Over the course of the meeting, we discussed the need to arrange the Agent Orange/dioxin linked conditions by the generations affected by the conditions. For instance, direct exposure to Agent Orange is known to cause only a certain subset of all the possible conditions dioxins can cause. Skin disease is high as are cancers and piercing headaches. Then, the children of the direct survivor, the first generation, are now susceptible to new conditions passed on through the genetic line, and so on through the second and third generations.
Where this gets increasingly complicated is in the determination of who a second and third generation survivor actually is. Consider: a young Vietnamese soldier from the North goes to fight in a heavily sprayed area in the Southern part of the country. This solider comes home after the war, has children (the second generation), and then falls sick and dies at a young age. Those children are then adopted by a caring family from the commune that the solider is from. By the time the 3rd generation children are born, one family’s history has become two, and the link backwards in time to the original exposure of Agent Orange/dioxin is that much harder to prove.
Or consider, the case of a person who is double or triple exposed. A mother who consumes food contaminated with Agent Orange passes on the dioxin to her daughter who also consumes the same food. Would the daughter’s daughter be a first or second-generation Agent Orange victim? Is double exposure additive? And would the double exposure be a higher priority than single exposure?

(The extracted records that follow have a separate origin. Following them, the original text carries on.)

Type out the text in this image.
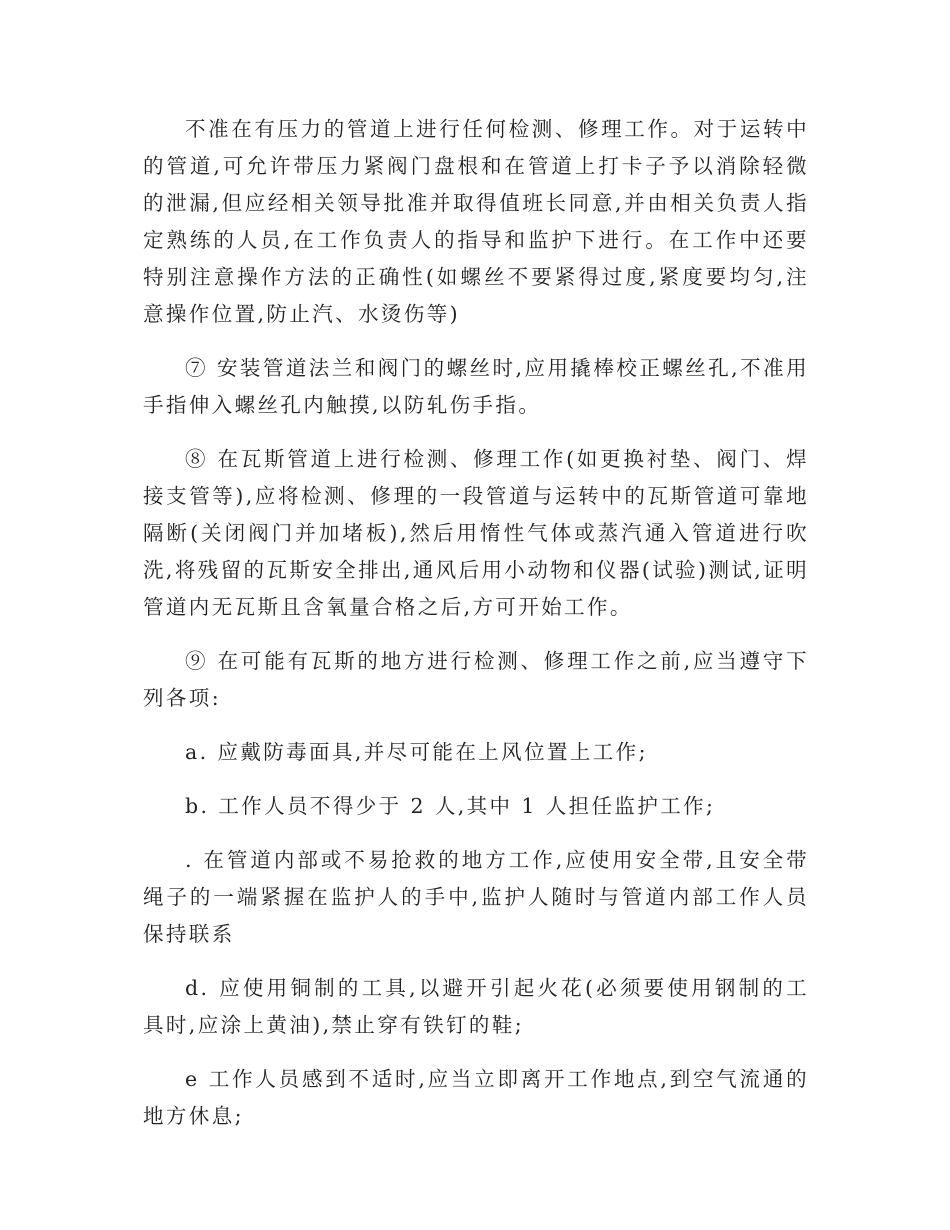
不准在有压力的管道上进行任何检测、修理工作。对于运转中的管道,可允许带压力紧阀门盘根和在管道上打卡子予以消除轻微的泄漏,但应经相关领导批准并取得值班长同意,并由相关负责人指定熟练的人员,在工作负责人的指导和监护下进行。在工作中还要特别注意操作方法的正确性(如螺丝不要紧得过度,紧度要均匀,注意操作位置,防止汽、水烫伤等)

⑦ 安装管道法兰和阀门的螺丝时,应用撬棒校正螺丝孔,不准用手指伸入螺丝孔内触摸,以防轧伤手指。

⑧ 在瓦斯管道上进行检测、修理工作(如更换衬垫、阀门、焊接支管等),应将检测、修理的一段管道与运转中的瓦斯管道可靠地隔断(关闭阀门并加堵板),然后用惰性气体或蒸汽通入管道进行吹洗,将残留的瓦斯安全排出,通风后用小动物和仪器(试验)测试,证明管道内无瓦斯且含氧量合格之后,方可开始工作。

⑨ 在可能有瓦斯的地方进行检测、修理工作之前,应当遵守下列各项:

a. 应戴防毒面具,并尽可能在上风位置上工作;

b. 工作人员不得少于 2 人,其中 1 人担任监护工作;

. 在管道内部或不易抢救的地方工作,应使用安全带,且安全带绳子的一端紧握在监护人的手中,监护人随时与管道内部工作人员保持联系

d. 应使用铜制的工具,以避开引起火花(必须要使用钢制的工具时,应涂上黄油),禁止穿有铁钉的鞋;

e 工作人员感到不适时,应当立即离开工作地点,到空气流通的地方休息;
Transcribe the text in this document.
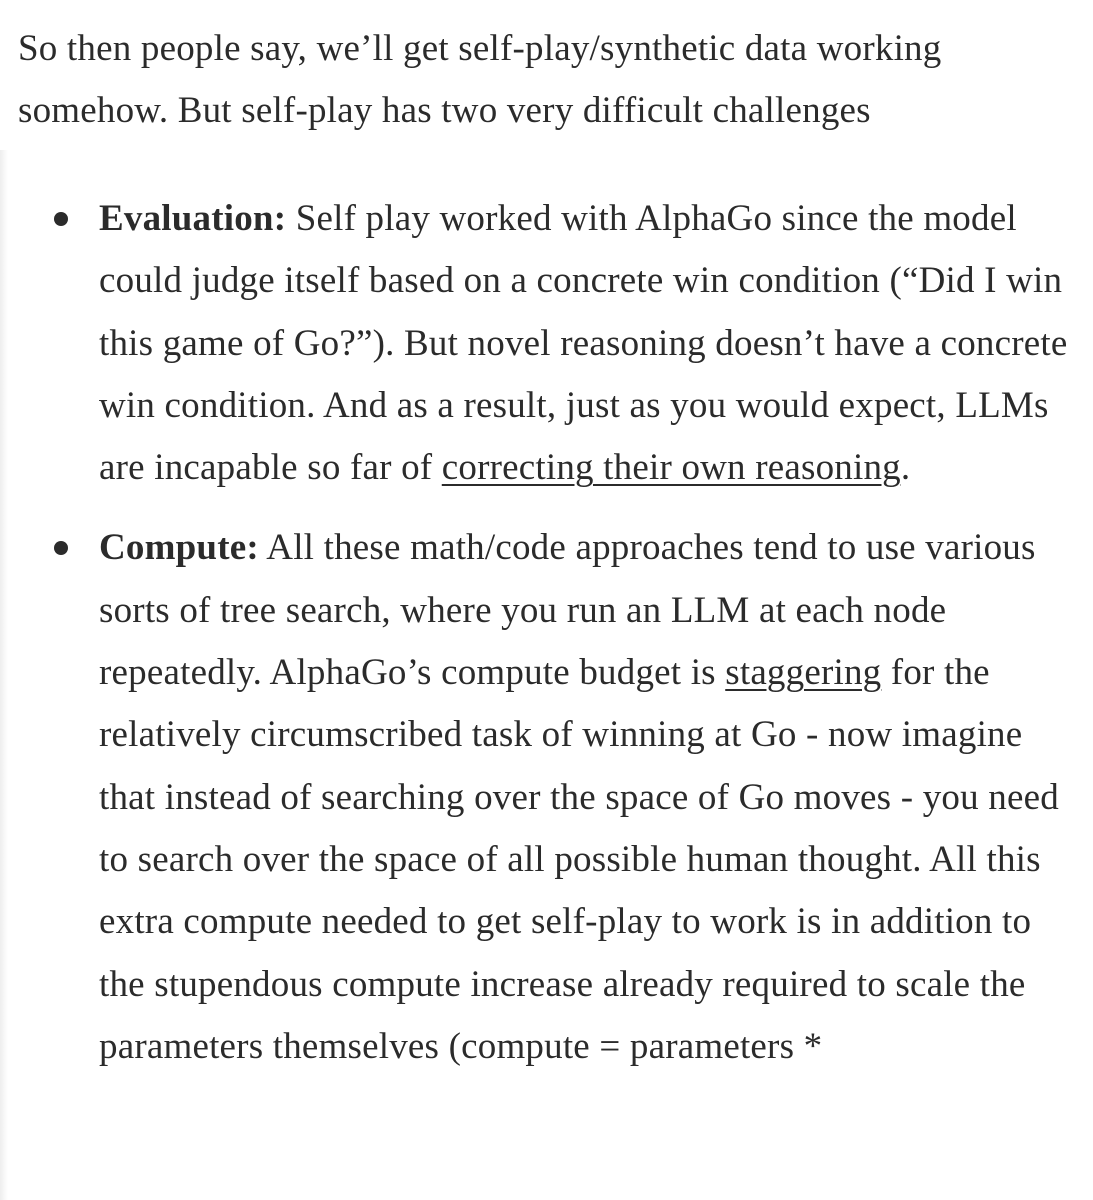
So then people say, we’ll get self-play/synthetic data working
somehow. But self-play has two very difficult challenges

Evaluation: Self play worked with AlphaGo since the model could judge itself based on a concrete win condition (“Did I win this game of Go?”). But novel reasoning doesn’t have a concrete win condition. And as a result, just as you would expect, LLMs are incapable so far of correcting their own reasoning.
Compute: All these math/code approaches tend to use various sorts of tree search, where you run an LLM at each node repeatedly. AlphaGo’s compute budget is staggering for the relatively circumscribed task of winning at Go - now imagine that instead of searching over the space of Go moves - you need to search over the space of all possible human thought. All this extra compute needed to get self-play to work is in addition to the stupendous compute increase already required to scale the parameters themselves (compute = parameters *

Obviously, I do not have the answers, but then I wasn’t even able to think of these questions. All told, I walked away from this meeting with a much greater understanding of the semantic and cultural variations between Vietnamese and English. In our search for understanding of the Agent Orange issue, we can learn much from those who know it best.
Posted By Jefferson Seth McIntyre
Posted Aug 5th, 2014
2 Comments
Rebecca S
September 3, 2014
Seth, thank you for your thoughtful write-up of this process that continues to show its complexities and nuances. The discussion on cultural definitions and perspectives on happiness is certainly an intersting one, and a key reminder of the need for local input when designing any type of survey or tool. It can be really easy to write a survey that already has an answer or desired results in mind, and the questions reflect that. Whether it is language, culture, experience, etc that differs, nothing beats local, personal experiences. It’s good that AEPD was involved in survey design. “Complex” doesn’t even begin describe what it seems you are experiencing in your time there, and more importantly, the situation facing the people of Vietnam for so many decades! Best wishes as you and AEPD continue to move the process forward.